Les extraits de bouteille

extrait de "gueule de bois n°fin" de Ratus Van Mutidd

"Tire-toi de devant mon soleil !" Je lui ai dit. Ca a regardé partout autour de soi pour saisir le Soleil. "C'est une expression." J'ai expliqué. Puis comme ça ne comprenait pas, j'ai répété. "Tire-toi !" Ca a sorti son flingue du machin où ça rangeait son flingue.

"D'accord." J'ai dit. "qu'est ce que vous voulez ?". Le jour qui s'amenait annonçait un goût de nouilles trop cuites. Réchauffées dans les gribouillages graisseux de leur beurre recuit.

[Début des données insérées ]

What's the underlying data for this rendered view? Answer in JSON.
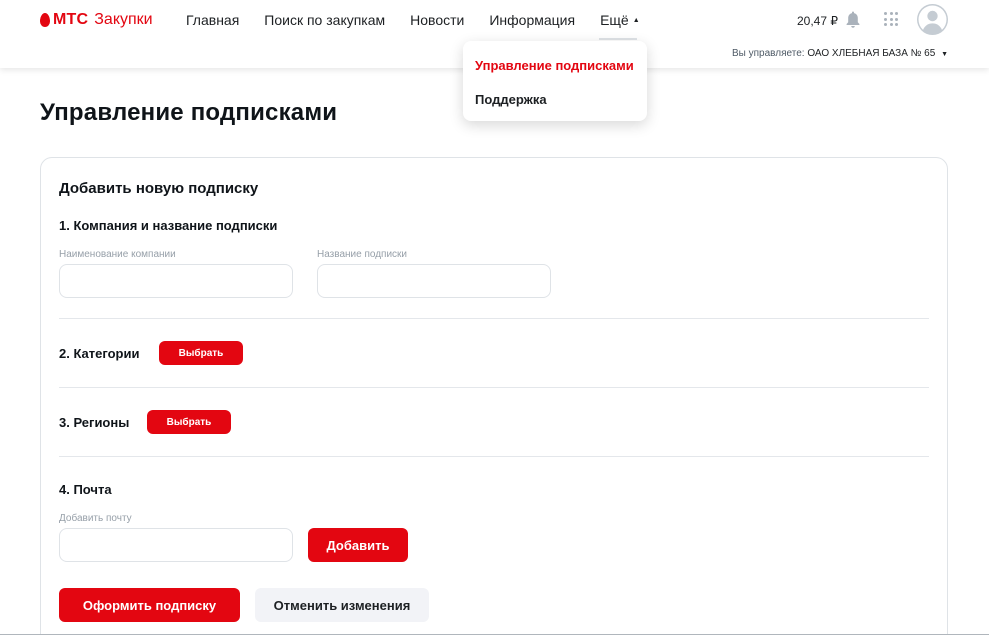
{
  "header": {
    "logo_brand": "МТС",
    "logo_sub": "Закупки",
    "nav": [
      {
        "label": "Главная"
      },
      {
        "label": "Поиск по закупкам"
      },
      {
        "label": "Новости"
      },
      {
        "label": "Информация"
      }
    ],
    "more_label": "Ещё",
    "balance": "20,47 ₽",
    "manager_label": "Вы управляете:",
    "manager_value": "ОАО ХЛЕБНАЯ БАЗА № 65",
    "icons": {
      "bell": "bell-icon",
      "apps": "apps-grid-icon",
      "avatar": "user-avatar-icon"
    }
  },
  "dropdown": {
    "items": [
      {
        "label": "Управление подписками"
      },
      {
        "label": "Поддержка"
      }
    ]
  },
  "page": {
    "title": "Управление подписками"
  },
  "form": {
    "title": "Добавить новую подписку",
    "section1": {
      "title": "1. Компания и название подписки",
      "company_label": "Наименование компании",
      "company_value": "",
      "subscription_label": "Название подписки",
      "subscription_value": ""
    },
    "section2": {
      "title": "2. Категории",
      "button": "Выбрать"
    },
    "section3": {
      "title": "3. Регионы",
      "button": "Выбрать"
    },
    "section4": {
      "title": "4. Почта",
      "email_label": "Добавить почту",
      "email_value": "",
      "add_button": "Добавить"
    },
    "submit_button": "Оформить подписку",
    "cancel_button": "Отменить изменения"
  },
  "colors": {
    "accent": "#e30611",
    "text": "#1d2023",
    "muted": "#969fa8",
    "border": "#dfe3e7"
  }
}
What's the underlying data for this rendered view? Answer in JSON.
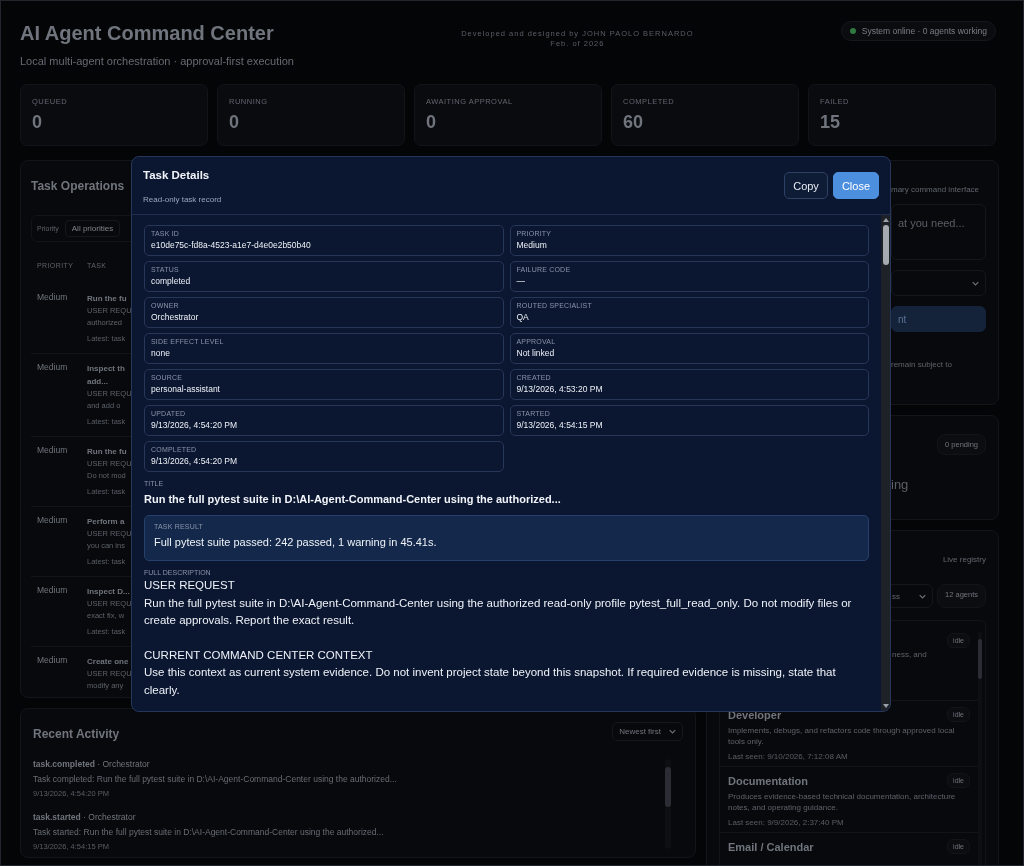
{
  "header": {
    "title": "AI Agent Command Center",
    "subtitle": "Local multi-agent orchestration · approval-first execution",
    "credit": [
      "Developed and designed by JOHN PAOLO BERNARDO",
      "Feb. of 2026"
    ],
    "status": {
      "text": "System online · 0 agents working",
      "online": true
    }
  },
  "stats": [
    {
      "label": "QUEUED",
      "value": "0"
    },
    {
      "label": "RUNNING",
      "value": "0"
    },
    {
      "label": "AWAITING APPROVAL",
      "value": "0"
    },
    {
      "label": "COMPLETED",
      "value": "60"
    },
    {
      "label": "FAILED",
      "value": "15"
    }
  ],
  "task_operations": {
    "title": "Task Operations",
    "filter": {
      "label": "Priority",
      "value": "All priorities"
    },
    "columns": [
      "PRIORITY",
      "TASK"
    ],
    "rows": [
      {
        "priority": "Medium",
        "title_lines": [
          "Run the fu"
        ],
        "desc_lines": [
          "USER REQU",
          "authorized"
        ],
        "latest": "Latest: task"
      },
      {
        "priority": "Medium",
        "title_lines": [
          "Inspect th",
          "add..."
        ],
        "desc_lines": [
          "USER REQU",
          "and add o"
        ],
        "latest": "Latest: task"
      },
      {
        "priority": "Medium",
        "title_lines": [
          "Run the fu"
        ],
        "desc_lines": [
          "USER REQU",
          "Do not mod"
        ],
        "latest": "Latest: task"
      },
      {
        "priority": "Medium",
        "title_lines": [
          "Perform a"
        ],
        "desc_lines": [
          "USER REQU",
          "you can ins"
        ],
        "latest": "Latest: task"
      },
      {
        "priority": "Medium",
        "title_lines": [
          "Inspect D..."
        ],
        "desc_lines": [
          "USER REQU",
          "exact fix, w"
        ],
        "latest": "Latest: task"
      },
      {
        "priority": "Medium",
        "title_lines": [
          "Create one"
        ],
        "desc_lines": [
          "USER REQU",
          "modify any"
        ]
      }
    ]
  },
  "recent_activity": {
    "title": "Recent Activity",
    "sort": "Newest first",
    "events": [
      {
        "line": "**task.completed** · Orchestrator",
        "text": "Task completed: Run the full pytest suite in D:\\AI-Agent-Command-Center using the authorized...",
        "time": "9/13/2026, 4:54:20 PM"
      },
      {
        "line": "**task.started** · Orchestrator",
        "text": "Task started: Run the full pytest suite in D:\\AI-Agent-Command-Center using the authorized...",
        "time": "9/13/2026, 4:54:15 PM"
      }
    ]
  },
  "command_panel": {
    "subtitle": "mary command interface",
    "placeholder": "at you need...",
    "button": "nt",
    "note": "remain subject to"
  },
  "approvals_panel": {
    "badge": "0 pending",
    "empty": "ing"
  },
  "agents_panel": {
    "badge": "Live registry",
    "filter": "ss",
    "count": "12 agents",
    "agents": [
      {
        "status": "idle",
        "desc": "ness, and"
      },
      {
        "name": "Developer",
        "status": "idle",
        "desc": "Implements, debugs, and refactors code through approved local tools only.",
        "last_seen": "Last seen: 9/10/2026, 7:12:08 AM"
      },
      {
        "name": "Documentation",
        "status": "idle",
        "desc": "Produces evidence-based technical documentation, architecture notes, and operating guidance.",
        "last_seen": "Last seen: 9/9/2026, 2:37:40 PM"
      },
      {
        "name": "Email / Calendar",
        "status": "idle"
      }
    ]
  },
  "modal": {
    "title": "Task Details",
    "subtitle": "Read-only task record",
    "buttons": [
      {
        "label": "Copy",
        "primary": false
      },
      {
        "label": "Close",
        "primary": true
      }
    ],
    "fields": [
      {
        "label": "TASK ID",
        "value": "e10de75c-fd8a-4523-a1e7-d4e0e2b50b40"
      },
      {
        "label": "PRIORITY",
        "value": "Medium"
      },
      {
        "label": "STATUS",
        "value": "completed"
      },
      {
        "label": "FAILURE CODE",
        "value": "—"
      },
      {
        "label": "OWNER",
        "value": "Orchestrator"
      },
      {
        "label": "ROUTED SPECIALIST",
        "value": "QA"
      },
      {
        "label": "SIDE EFFECT LEVEL",
        "value": "none"
      },
      {
        "label": "APPROVAL",
        "value": "Not linked"
      },
      {
        "label": "SOURCE",
        "value": "personal-assistant"
      },
      {
        "label": "CREATED",
        "value": "9/13/2026, 4:53:20 PM"
      },
      {
        "label": "UPDATED",
        "value": "9/13/2026, 4:54:20 PM"
      },
      {
        "label": "STARTED",
        "value": "9/13/2026, 4:54:15 PM"
      },
      {
        "label": "COMPLETED",
        "value": "9/13/2026, 4:54:20 PM"
      }
    ],
    "title_label": "TITLE",
    "task_title": "Run the full pytest suite in D:\\AI-Agent-Command-Center using the authorized...",
    "result": {
      "label": "TASK RESULT",
      "text": "Full pytest suite passed: 242 passed, 1 warning in 45.41s."
    },
    "description_label": "FULL DESCRIPTION",
    "description": [
      {
        "heading": "USER REQUEST",
        "text": "Run the full pytest suite in D:\\AI-Agent-Command-Center using the authorized read-only profile pytest_full_read_only. Do not modify files or create approvals. Report the exact result."
      },
      {
        "heading": "CURRENT COMMAND CENTER CONTEXT",
        "text": "Use this context as current system evidence. Do not invent project state beyond this snapshot. If required evidence is missing, state that clearly."
      }
    ]
  }
}
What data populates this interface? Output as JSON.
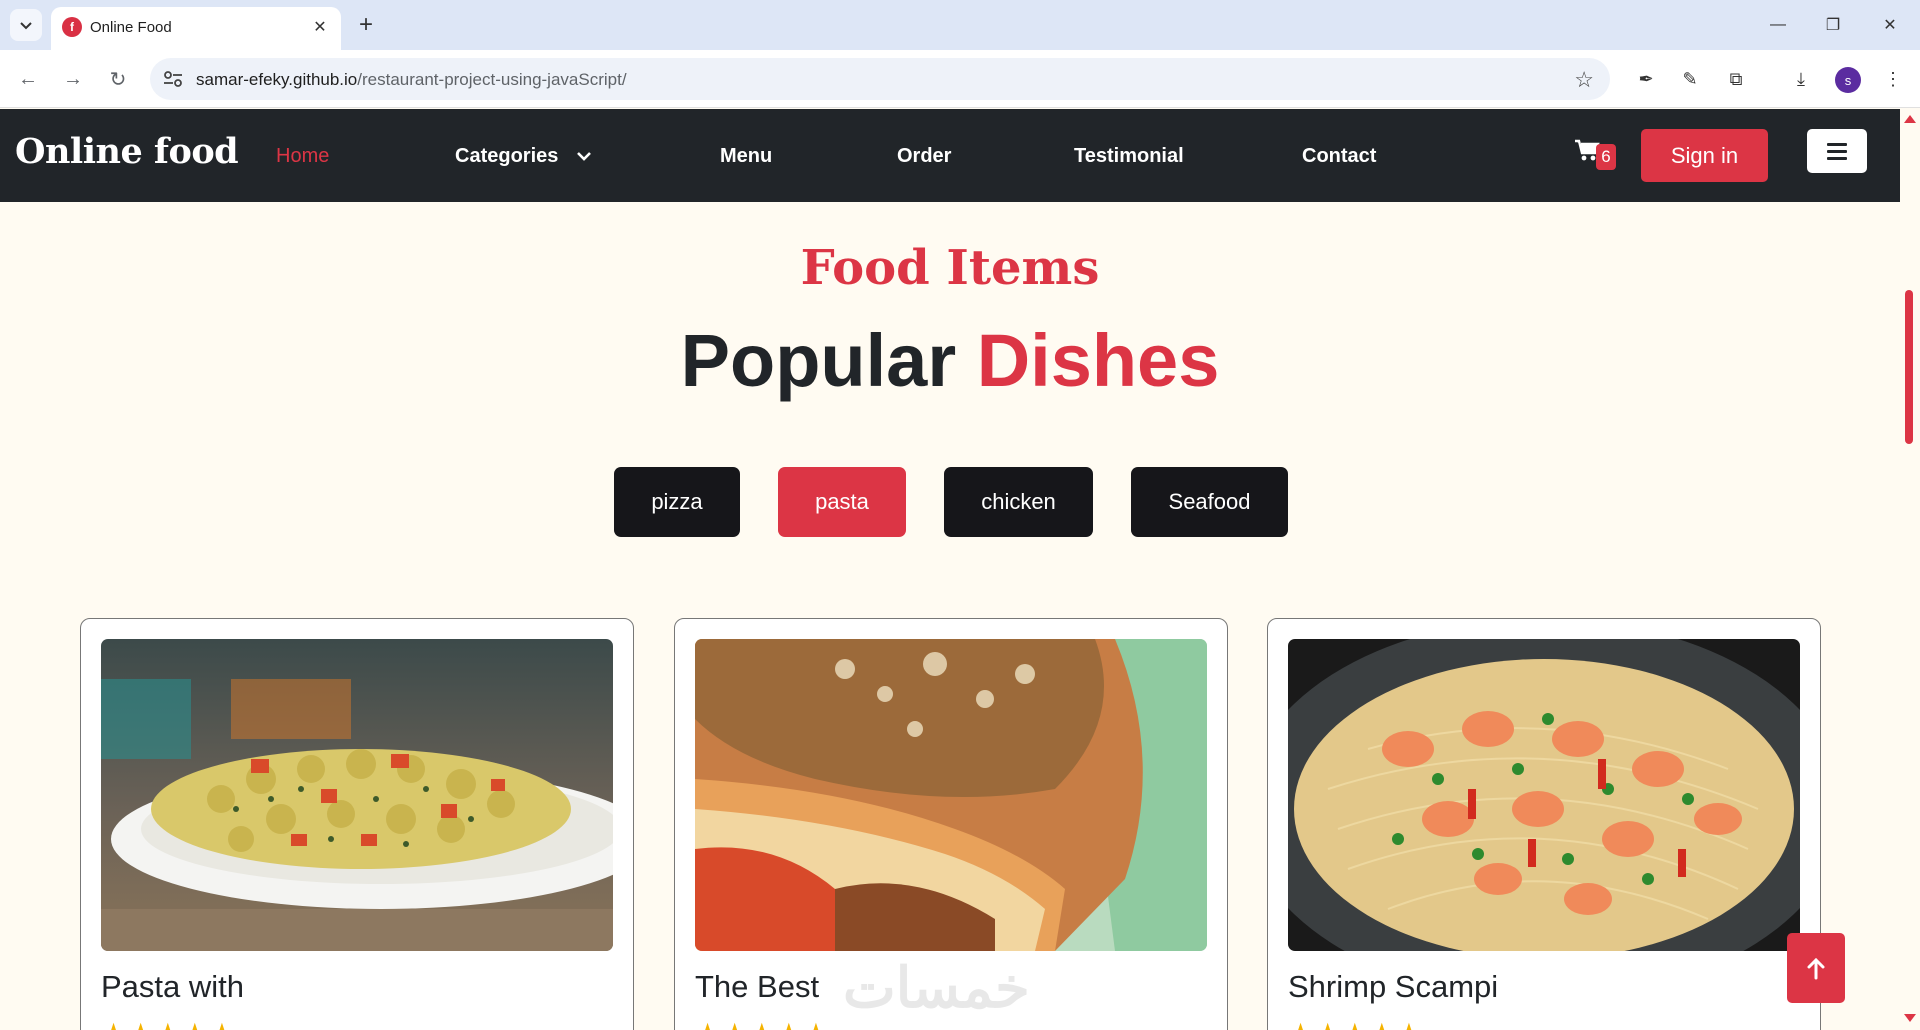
{
  "browser": {
    "tab_title": "Online Food",
    "favicon_letter": "f",
    "url_host": "samar-efeky.github.io",
    "url_path": "/restaurant-project-using-javaScript/",
    "profile_initial": "s"
  },
  "navbar": {
    "brand": "Online food",
    "links": [
      {
        "label": "Home",
        "active": true
      },
      {
        "label": "Categories"
      },
      {
        "label": "Menu"
      },
      {
        "label": "Order"
      },
      {
        "label": "Testimonial"
      },
      {
        "label": "Contact"
      }
    ],
    "cart_count": "6",
    "signin_label": "Sign in",
    "icons": [
      "cart-icon",
      "hamburger-icon",
      "chevron-down-icon"
    ]
  },
  "section": {
    "subtitle": "Food Items",
    "title_part1": "Popular",
    "title_part2": "Dishes"
  },
  "filters": [
    {
      "label": "pizza",
      "active": false
    },
    {
      "label": "pasta",
      "active": true
    },
    {
      "label": "chicken",
      "active": false
    },
    {
      "label": "Seafood",
      "active": false
    }
  ],
  "cards": [
    {
      "title": "Pasta with",
      "stars": "★★★★★"
    },
    {
      "title": "The Best",
      "stars": "★★★★★"
    },
    {
      "title": "Shrimp Scampi",
      "stars": "★★★★★"
    }
  ],
  "watermark": "خمسات",
  "colors": {
    "accent": "#dc3545",
    "navbar_bg": "#212529",
    "page_bg": "#fffbf2",
    "filter_bg": "#16161a",
    "star": "#f5b301"
  }
}
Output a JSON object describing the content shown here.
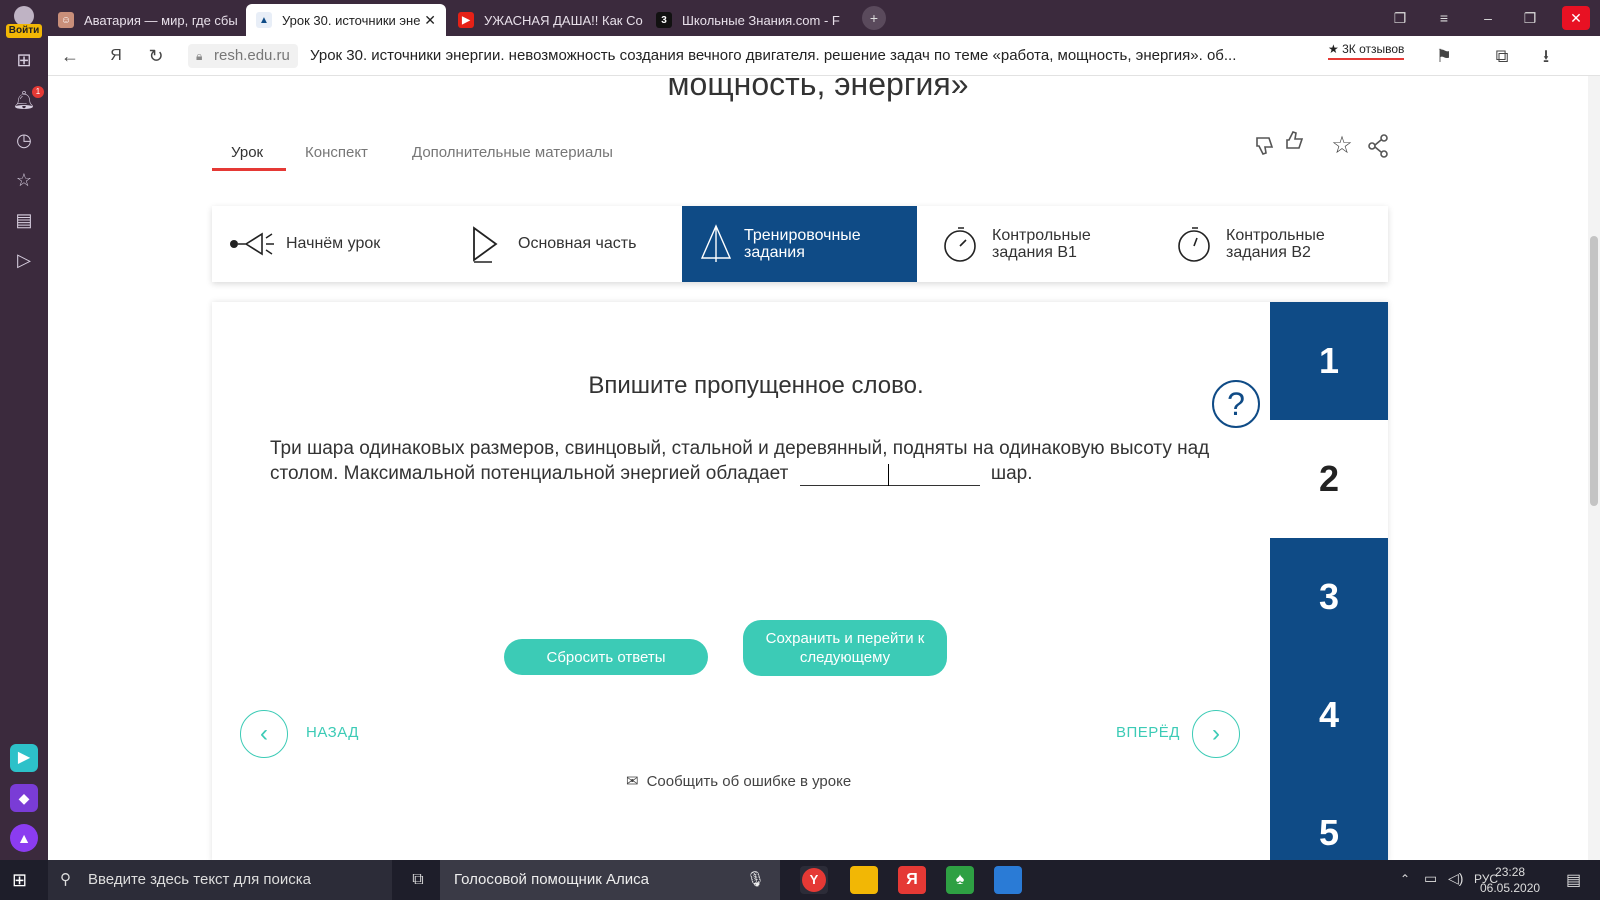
{
  "browser": {
    "tabs": [
      {
        "title": "Аватария — мир, где сбы"
      },
      {
        "title": "Урок 30. источники эне"
      },
      {
        "title": "УЖАСНАЯ ДАША!! Как Со"
      },
      {
        "title": "Школьные Знания.com - F"
      }
    ],
    "login_label": "Войти",
    "notification_count": "1",
    "yandex_letter": "Я",
    "url": "resh.edu.ru",
    "page_title": "Урок 30. источники энергии. невозможность создания вечного двигателя. решение задач по теме «работа, мощность, энергия». об...",
    "reviews": "3К отзывов"
  },
  "lesson": {
    "heading": "мощность, энергия»",
    "tabs": [
      "Урок",
      "Конспект",
      "Дополнительные материалы"
    ],
    "stages": [
      {
        "label": "Начнём урок"
      },
      {
        "label": "Основная часть"
      },
      {
        "label": "Тренировочные задания"
      },
      {
        "label": "Контрольные задания В1"
      },
      {
        "label": "Контрольные задания В2"
      }
    ]
  },
  "task": {
    "title": "Впишите пропущенное слово.",
    "help": "?",
    "text_before": "Три шара одинаковых размеров, свинцовый, стальной и деревянный, подняты на одинаковую высоту над столом. Максимальной потенциальной энергией обладает",
    "text_after": "шар.",
    "reset_label": "Сбросить ответы",
    "save_label": "Сохранить и перейти к следующему",
    "back_label": "НАЗАД",
    "forward_label": "ВПЕРЁД",
    "report_label": "Сообщить об ошибке в уроке",
    "question_numbers": [
      "1",
      "2",
      "3",
      "4",
      "5"
    ]
  },
  "taskbar": {
    "search_placeholder": "Введите здесь текст для поиска",
    "alice_label": "Голосовой помощник Алиса",
    "language": "РУС",
    "time": "23:28",
    "date": "06.05.2020"
  },
  "colors": {
    "brand_blue": "#0f4b86",
    "accent_teal": "#3ccbb6",
    "accent_red": "#e53935",
    "chrome_purple": "#3b2a3d"
  }
}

Le flic a simplement dit : "Allez, dégage d'ici !". Puis ça a rengainé son arme et ça m'a regardé râler et partir. Comme prédit : Ce commencement de matin avait un goût de louve tiédasse. Même les flics le sentaient.

J'ai laissé traîner un dernier coup d'oeil derrière moi, puis j'ai disparu de la vue du flic. Mes yeux ont tenté de saisir le Soleil, mais ils ne l'ont pas trouvé. Pour trois raisons :

1 C'était à peine le début du commencement du matin.

2 Le ciel était plein d'usines en fumées.

3 C'était beaucoup mieux comme ça, parce que distinguer l'est et l'ouest ne m'aurait servi à rien dans la situation où je me trouvais.

J'avais ça, donc : Plus qu'à me trimbaler au hasard en espérant découvrir une cour miraculeuse, une cabane au milieu d'un terrain vague ou un tonneau de ferraille où installer mes loques.

J'ai entrepris de couler dans les rues, comme aurait coulé une eau de lessive sale dans une rigole. Puis je me suis arrêté, même, de couler.

Au milieu d'une rue large, je me suis assis et j'ai regardé les pigeons crades qui courraient par terre, poursuivis par les gosses, et qui allaient voler leur vol rampant dans les jupes des femmes qui portaient des jupes.